Gılgameş'e göre güç beraberinde özgürlüğü getirir. Ya da tam tersi özgür olunca güç kendiliğinden gelir. Özgür olmak için mi gücü elde etmek istiyor, yoksa güçlü olmak için mi özgür olmak istiyor bilinmez ama onun için özgürlük ve güç birbirinden ayrılamaz kavramlardır diyebiliriz.
Asena bu eserinde; iktidarlara itaat etmemek, onları sorgulamak, gerektiğinde onlara başkaldırmak gerektiğini anlatır. Bunu Utnapiştim aracılığıyla şu şekilde dile getirir: ''Dünyamızın tarihi o kadar yeni, o kadar heyecansız ki karıcığım, zaman zaman Gılgameş gibiler de gelip geçmeseler ne olur bilmem, insanların geleceği için her kuşakta bir Gılgameş'in yetişmesi gerek karıcığım. Bir Gılgameş gelmeli ki atalardan kalma o eski boş inançlar yıkılmalı, ilerlemeyi köstekleyen zincirler kırılmalı, insanlar bulduklarıyla yetinemez olmalı ve o büyük, o korkunç karanlıklara atılabilecek tutkuyu ve gücü bulmalı.''
Bu cümleler aynı zamanda eserin yazılış amacını, ana fikrini bize gösterir.

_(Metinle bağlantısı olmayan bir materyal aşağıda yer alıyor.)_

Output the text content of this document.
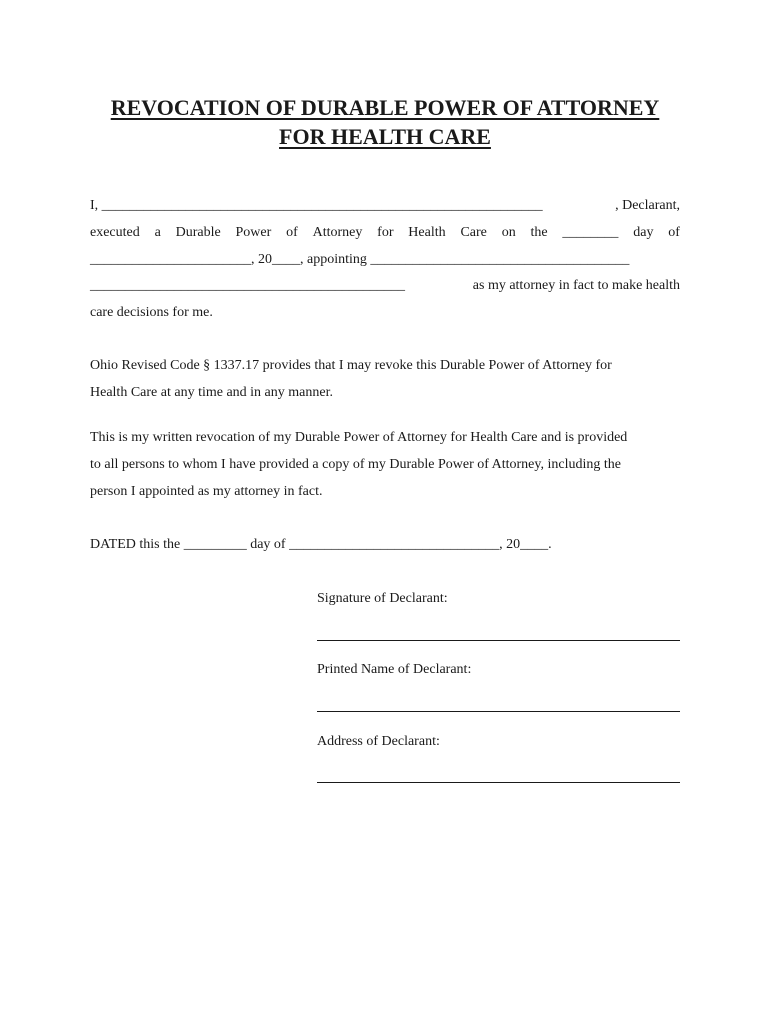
REVOCATION OF DURABLE POWER OF ATTORNEY
FOR HEALTH CARE
I, _______________________________________________________________	, Declarant,
executed a Durable Power of Attorney for Health Care on the ________ day of
_______________________, 20____, appointing _____________________________________
_____________________________________________	as my attorney in fact to make health
care decisions for me.
Ohio Revised Code § 1337.17 provides that I may revoke this Durable Power of Attorney for
Health Care at any time and in any manner.
This is my written revocation of my Durable Power of Attorney for Health Care and is provided
to all persons to whom I have provided a copy of my Durable Power of Attorney, including the
person I appointed as my attorney in fact.
DATED this the _________ day of ______________________________, 20____.
Signature of Declarant:
Printed Name of Declarant:
Address of Declarant:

Sonuç olarak: Gılgameş aslında her dönemde karşımıza çıkan/çıkabilecek kahramanların bir sembolü haline getirilmiştir. Gılgameş her ne kadar tanrılara karşı yenilmiş olsa da mücadelenin önemini ve şartlar ne olursa olsun umut etmek ve pes etmemek gerektiğini bize göstermek için yaratılmış bir kahramandır. Bir başka deyişle Gılgameş içimizdeki çatışmaların vücut bulmuş halidir.